Editor's note: This information was shared by Rick Shriver. To read more about the feed mill and see scans of documents in Rick's collection, visit his website at this link.
For as long as I can remember, there have been various machines and antiquities in the barn on our family farm. There were many that I could identify and many that I could not. One such contrivance had a wooden hopper and a metal flywheel, and it sat on four wooden legs. I just never really knew what it was.
One day I was rummaging through some papers that my mother had found in an old desk and stuffed into a manila envelope. Among the papers was an envelope containing a hand-written letter on a piece of letterhead that had an engraving of that mysterious machine. The letterhead identified the machine as a "cob and feed mill." The letter was from the manufacturer, and acknowledged an order that had been placed by my great-grandfather, Ulysses Parmiter.
Continuing to look through the papers, I found another piece of correspondence from the manufacturer confirming the shipment of the cob and feed mill. There was also a receipt for $20, and a bill of lading from the Pennsylvania Railroad indicating that the machine was shipped from New Holland, Pennsylvania to Malta, Ohio on November 23, 1901. And finally, there was an instruction sheet explaining how to operate and maintain the mill.
Recently I decided to assemble all these items in one place in hopes of preserving them. It was then that I finally connected the dots. All the correspondence was from Abram M. Zimmerman, and the letterhead was from the "New Holland Machine Works." New Holland Machine Works would later become "New Holland," which was purchased by the Sperry Corporation in the 1940s, and would continue to manufacture agricultural and construction equipment into the 21st century as "Sperry New Holland."

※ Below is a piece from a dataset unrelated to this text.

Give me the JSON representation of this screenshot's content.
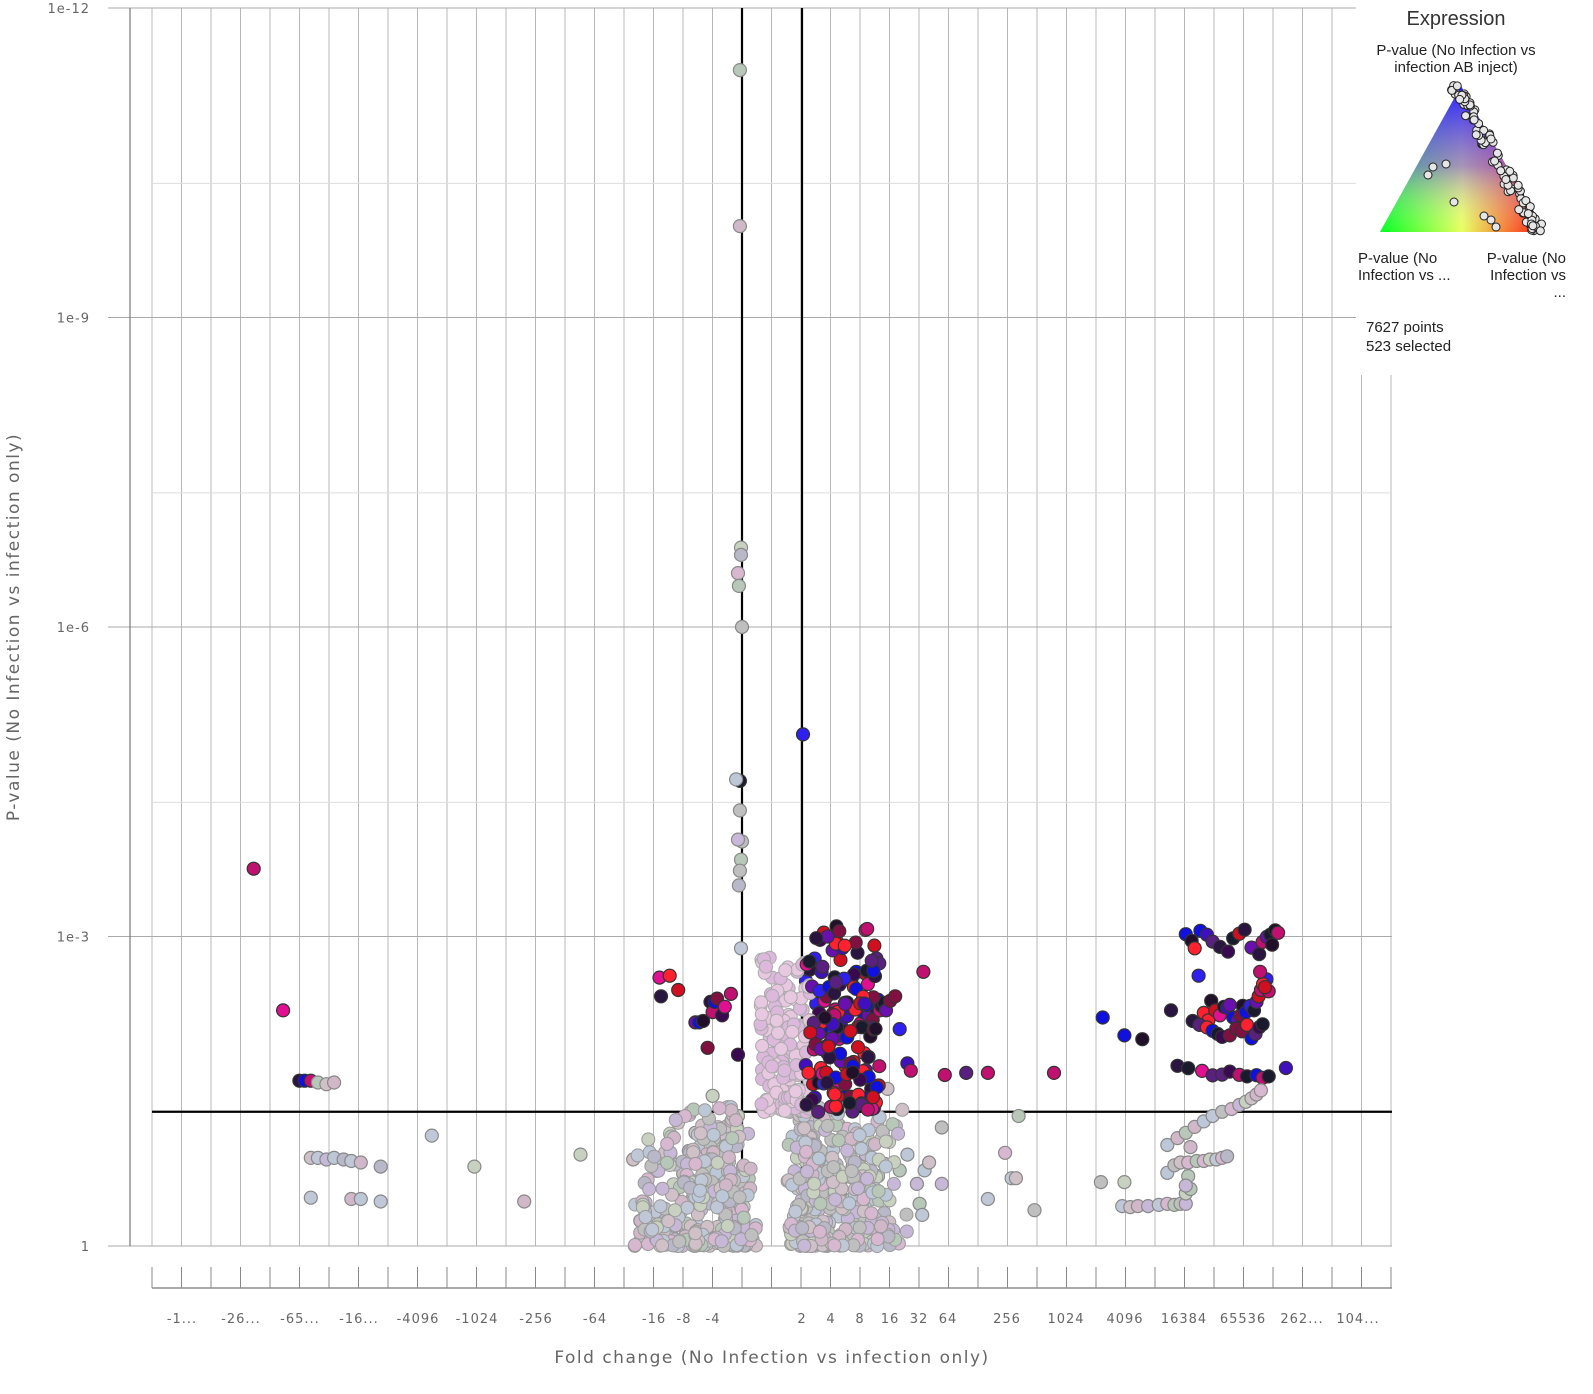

The New Holland Machine Works was founded and operated by Abram Zimmerman. Zimmerman, the son of a conservative Mennonite family, was described as a mechanical genius who began his career by making improvements in the blacksmith shop where he worked. The cob and feed mill is engraved on the envelopes, the letterhead and the receipts that were issued by the New Holland Machine Works, suggesting that it was the primary product being sold in 1901.

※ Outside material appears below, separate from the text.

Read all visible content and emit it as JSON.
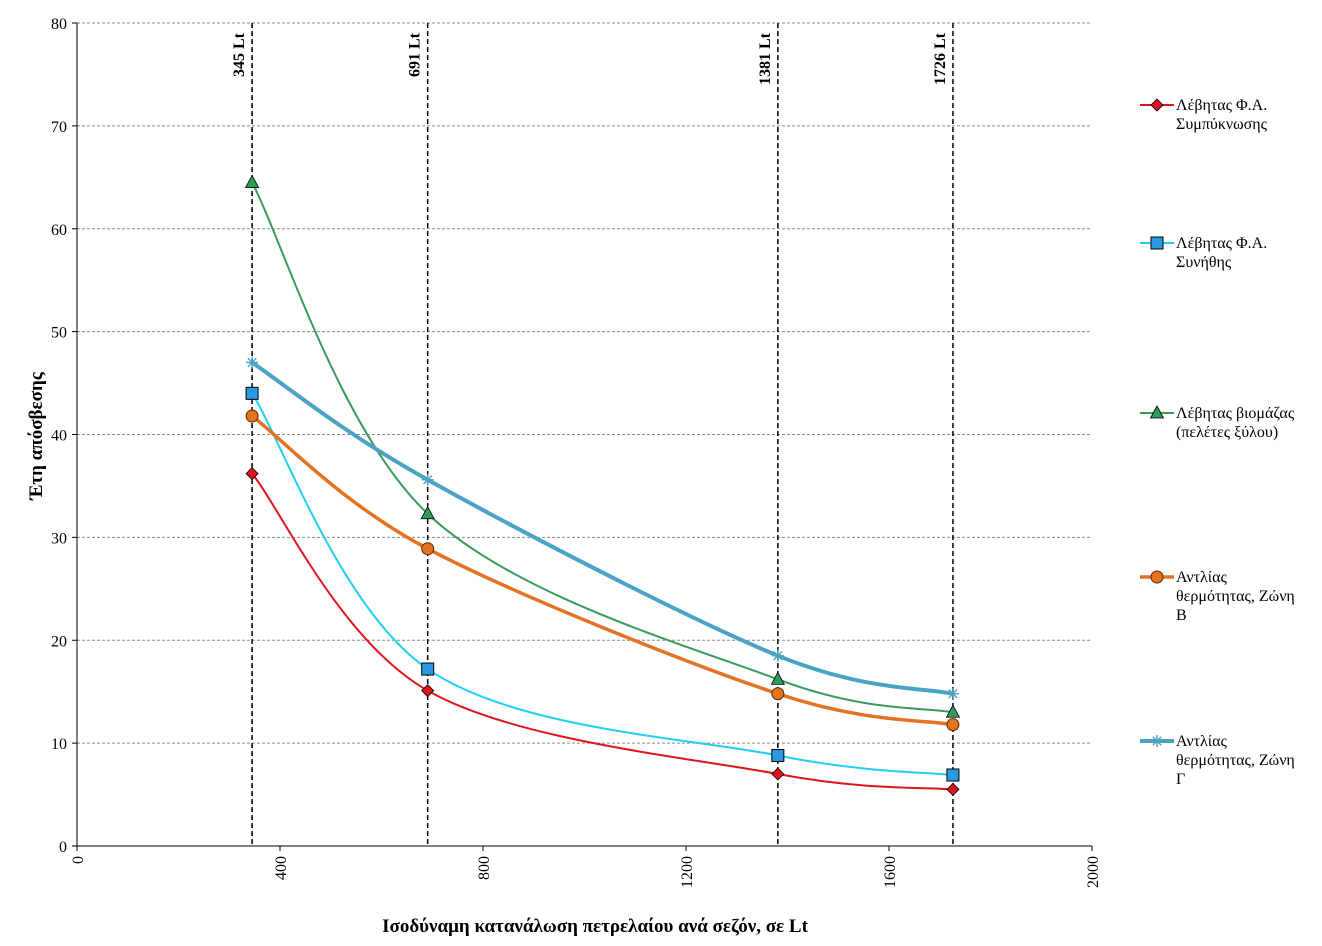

So it appears that in November, 1901, my great-grandfather Ulysses ordered a "Cob and Feed Mill" from the New Holland Machine Works. On November 18, Abram Zimmerman wrote to Ulysses acknowledging the order. On November 23rd, Zimmerman again wrote to Ulysses saying the mill had been shipped. The bill of lading from the Pennsylvania Railroad confirmed that the cob and feed mill had been shipped to Malta.
A receipt for $19 signed by Zimmerman was also in the correspondence. The cost of the mill was $19, with $1 for an extra set of plates, which Ulysses had pre-paid. The mill could be operated by power supplied by a stationary hit-and-miss engine or some other means of rotary propulsion.
At least one mystery in our old barn is solved. Now if I could just figure out the rest of them.